Back to the future is the way forward for rail

This article is more than 8 years old

Your editorial about Britain’s rail network (19 August) makes some good points, but the overall thrust that nationalisation is not the answer to its problems is faulty. The nationalisation of the railways in 1948 was an ideological act forced on Attlee’s government by a successful resolution from the NUR rail union at the 1944 Labour Conference. Herbert Morrison is known to have told the NUR: “You have lost us the election.” He was wrong, just as it would be wrong to suggest that the ideological privatisation of the railways in 1995 lost the Major government the 1997 election (it was already in serious trouble long before that).

Renationalisation is important to bring back together the parts of the network deliberately fragmented by the 1995 Act to make repeal as difficult as possible. Restoration of some form of the cost-effective late-BR management system would save money and considerable duplication of effort, permit in-house research and development and workshop production of equipment, and improve all-round efficiency. Under that system, a franchising of train services would be acceptable given operators with a contractual commitment to work with the owning authority to develop improved services, rather than maximising shareholder value. In other words a co-operative system, rather than either state capitalism or private mismanagement.
Les Summers
Author of British Railways Steam 1948-1970, Kidlington, Oxfordshire

Those claiming that transferring ownership of passenger rail operations from the private to the public sector would reduce commuter fares (Report, 18 August) are citing an urban myth. First, government sets the average price of season tickets, last year halting the decade-long switch of the balance of rail funding from taxpayers to passengers by pegging fare changes to no more than inflation, an approach this government has confirmed until the end of this parliament.
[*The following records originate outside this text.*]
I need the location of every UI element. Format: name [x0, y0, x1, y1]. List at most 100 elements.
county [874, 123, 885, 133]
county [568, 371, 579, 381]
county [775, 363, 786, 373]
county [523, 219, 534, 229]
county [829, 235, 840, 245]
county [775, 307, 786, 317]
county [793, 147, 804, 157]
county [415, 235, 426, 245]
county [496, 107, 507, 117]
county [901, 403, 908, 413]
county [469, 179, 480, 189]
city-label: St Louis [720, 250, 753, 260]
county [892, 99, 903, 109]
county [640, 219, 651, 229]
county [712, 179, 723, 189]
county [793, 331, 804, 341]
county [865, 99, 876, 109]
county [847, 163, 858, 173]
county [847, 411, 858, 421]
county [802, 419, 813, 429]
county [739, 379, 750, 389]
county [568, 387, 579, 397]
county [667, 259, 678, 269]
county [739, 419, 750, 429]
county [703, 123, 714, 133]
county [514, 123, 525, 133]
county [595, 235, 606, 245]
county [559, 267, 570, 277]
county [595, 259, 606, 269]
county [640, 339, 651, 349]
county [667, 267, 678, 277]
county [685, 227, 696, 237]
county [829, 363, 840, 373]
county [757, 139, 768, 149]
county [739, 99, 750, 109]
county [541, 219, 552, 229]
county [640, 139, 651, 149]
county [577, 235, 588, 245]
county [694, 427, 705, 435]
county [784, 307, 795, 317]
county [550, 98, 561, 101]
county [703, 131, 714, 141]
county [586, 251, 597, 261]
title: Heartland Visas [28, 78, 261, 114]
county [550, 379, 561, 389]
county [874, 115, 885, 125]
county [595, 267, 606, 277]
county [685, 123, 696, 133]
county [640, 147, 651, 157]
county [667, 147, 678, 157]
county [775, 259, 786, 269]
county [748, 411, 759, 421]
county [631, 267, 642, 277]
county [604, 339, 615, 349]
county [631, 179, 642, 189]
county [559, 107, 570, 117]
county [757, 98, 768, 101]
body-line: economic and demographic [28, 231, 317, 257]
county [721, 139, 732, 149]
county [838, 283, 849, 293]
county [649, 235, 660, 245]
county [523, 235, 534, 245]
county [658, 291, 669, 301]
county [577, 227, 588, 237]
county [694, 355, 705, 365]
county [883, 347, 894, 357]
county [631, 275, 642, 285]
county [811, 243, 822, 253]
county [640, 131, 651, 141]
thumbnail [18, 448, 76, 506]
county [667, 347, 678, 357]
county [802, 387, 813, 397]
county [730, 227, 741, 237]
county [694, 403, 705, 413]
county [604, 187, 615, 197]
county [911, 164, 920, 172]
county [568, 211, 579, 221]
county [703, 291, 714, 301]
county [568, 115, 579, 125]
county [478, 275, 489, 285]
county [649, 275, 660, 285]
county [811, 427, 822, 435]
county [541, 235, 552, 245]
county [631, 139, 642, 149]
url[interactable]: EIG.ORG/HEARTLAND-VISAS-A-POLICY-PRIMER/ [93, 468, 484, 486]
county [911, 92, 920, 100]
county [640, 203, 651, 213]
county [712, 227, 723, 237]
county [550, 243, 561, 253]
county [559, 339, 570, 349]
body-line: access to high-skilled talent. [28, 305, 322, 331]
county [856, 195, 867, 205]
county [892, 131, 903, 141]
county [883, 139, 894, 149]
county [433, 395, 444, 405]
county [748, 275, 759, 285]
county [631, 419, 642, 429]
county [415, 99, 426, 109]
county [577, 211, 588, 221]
Second, excluding the commercial imperative to retain and attract passengers would bring an end to rail’s successful partnership between the public and private sectors that has generated a fivefold increase in money that operators return to government to reinvest in running more and better services, while profits have reduced in real terms.
Edward Welsh
Director of communications, Rail Delivery Group

Your report (13 August) on Network Rail’s predicament says that the Office for National Statistics is being blamed for bringing it back into the public sector in 2013. However, the real fault lies in Britain’s idiosyncratic borrowing rules. If Network Rail (or indeed, when it was publicly run, the East Coast mainline) were a German, Dutch or French rail company, set up as a public corporation, it would not suffer the same restrictions. This is because those countries, like the rest of Europe, only include direct government borrowing in their measures of national debt. That’s an important reason why their rail and energy companies can operate freely in the UK, while equivalent British companies are under constant Treasury scrutiny and have no commercial freedom. It’s the Treasury that should carry the blame for this, not the ONS.
John Perry
Masaya, Nicaragua

I take umbrage at Dr Ben Timmis’s letter about the Gatwick Express (Letters, 18 August). I agree the Gatwick Express is indeed a rip-off, but the “bog standard commuter train” he refers to is pretty good. Apart from the early hours of Sunday morning, this First Capital Connect Thameslink train runs 24 hours every day. It serves Gatwick and Luton airports, and London Oyster Card holders can use their card as far as East Croydon when going to Gatwick. I might be a bit biased: its St Pancras calling point drops me within walking distance of my flat. Does any other city or town in the country have such a good train service to and from their airport(s)?